Step 4: Deploy ComfyUI with Helm

  1. In the ACK console, click Clusters in the left navigation pane, then click the name of your cluster.

  2. In the left navigation pane, choose Applications > Helm.

  3. Click Deploy. Find the comfyui component and click Next.

    Helm deployment page showing the comfyui component

  4. In the Parameters step, locate the persistence section and update it to mount your model PVC. Leave all other settings at their defaults.

    persistence:
      - mountPath: "/app/ComfyUI/models/checkpoints"       # Mount path for the model
        annotations:
          helm.sh/resource-policy: keep
        persistentVolumeClaim:
          existingClaim: "sdxl-turbo-model"    # Use the PVC created earlier
          accessModes: ReadWriteMany
          storageClass: oss                    # Specify the storage type as OSS
          size: 20Gi
          subPath: ""

    Three fields to update:

    Field Value Purpose
    mountPath "/app/ComfyUI/models/checkpoints" Tells ComfyUI where to find the model
    existingClaim "sdxl-turbo-model" References the PVC you created
    storageClass oss Matches the OSS-backed PV

Step 5: Access ComfyUI and generate images

  1. Forward the ComfyUI service to a local port using kubectl.

    kubectl port-forward svc/ack-comfyui 8080:8188

    Expected output:

    Forwarding from 127.0.0.1:8080 -> 8188
    Forwarding from [::1]:8080 -> 8188
    Note: Keep this terminal window open to maintain the port forwarding connection.

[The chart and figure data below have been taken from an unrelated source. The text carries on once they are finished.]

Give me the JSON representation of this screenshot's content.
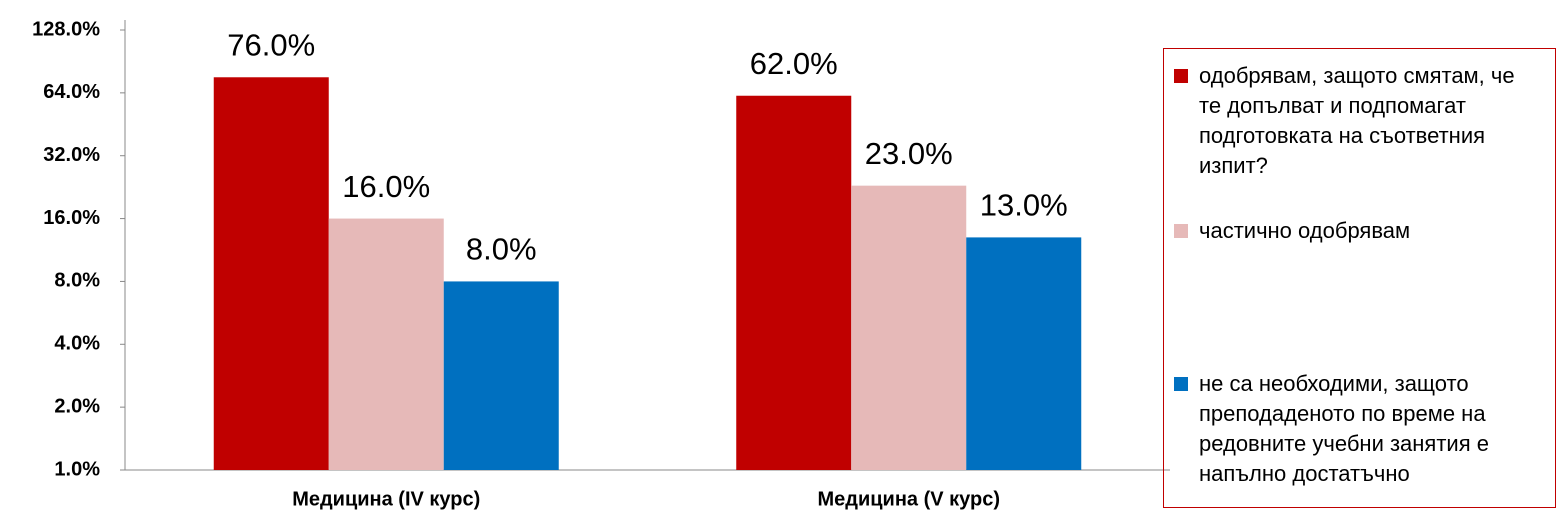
{
  "chart_data": {
    "type": "bar",
    "categories": [
      "Медицина (IV курс)",
      "Медицина (V курс)"
    ],
    "series": [
      {
        "name": "одобрявам, защото смятам, че те допълват и подпомагат подготовката на съответния изпит?",
        "color": "#c00000",
        "values": [
          76,
          62
        ],
        "value_labels": [
          "76.0%",
          "62.0%"
        ]
      },
      {
        "name": "частично одобрявам",
        "color": "#e6b9b8",
        "values": [
          16,
          23
        ],
        "value_labels": [
          "16.0%",
          "23.0%"
        ]
      },
      {
        "name": "не са необходими, защото преподаденото по време на редовните учебни занятия е напълно достатъчно",
        "color": "#0070c0",
        "values": [
          8,
          13
        ],
        "value_labels": [
          "8.0%",
          "13.0%"
        ]
      }
    ],
    "ylim": [
      1,
      128
    ],
    "yticks": [
      {
        "value": 1,
        "label": "1.0%"
      },
      {
        "value": 2,
        "label": "2.0%"
      },
      {
        "value": 4,
        "label": "4.0%"
      },
      {
        "value": 8,
        "label": "8.0%"
      },
      {
        "value": 16,
        "label": "16.0%"
      },
      {
        "value": 32,
        "label": "32.0%"
      },
      {
        "value": 64,
        "label": "64.0%"
      },
      {
        "value": 128,
        "label": "128.0%"
      }
    ],
    "log_scale": true,
    "log_base": 2,
    "grid": false,
    "legend": "right"
  }
}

Make sure port 8080 is available on your local machine.
  2. Open a browser and go to http://localhost:8080.

  3. Download the sdxl-turbo example workflow. In the ComfyUI interface, click Load and select the downloaded workflow file.

  4. In the CLIP Text Encode (Prompt) text box, enter a prompt. For example:

    beautiful landscape scenery glass bottle with a galaxy inside cute fennec fox snow HDR sunset
  5. Enable Extra Options and Auto Queue in the settings panel, then click Queue Prompt to generate an image.

    ComfyUI interface showing generated image output

Troubleshooting

Pod stuck in Pending state

The GPU node may not have enough resources, or the NVIDIA driver version may not match the requirement.

Check the pod events:

kubectl describe pod -l app.kubernetes.io/name=comfyui

Look for scheduling errors related to GPU resources or node selectors. Make sure your GPU nodes have the ack.aliyun.com/nvidia-driver-version label set to a driver version of 535 or later.

Port forwarding fails

If kubectl port-forward fails with a connection error, verify that the ComfyUI pod is running:

kubectl get pods -l app.kubernetes.io/name=comfyui

The pod status should be Running. If the pod is still starting, wait for it to become ready before retrying.

Next steps

  • Try different models: Download additional models to your OSS bucket and create new PV/PVC pairs to mount them.

  • Scale with more GPU nodes: Add GPU node pools to your ACK cluster for parallel workloads.

  • Expose ComfyUI externally: Configure an Ingress or Server Load Balancer (SLB) to make ComfyUI accessible outside your local machine. When exposing externally, configure authentication and network policies to secure access.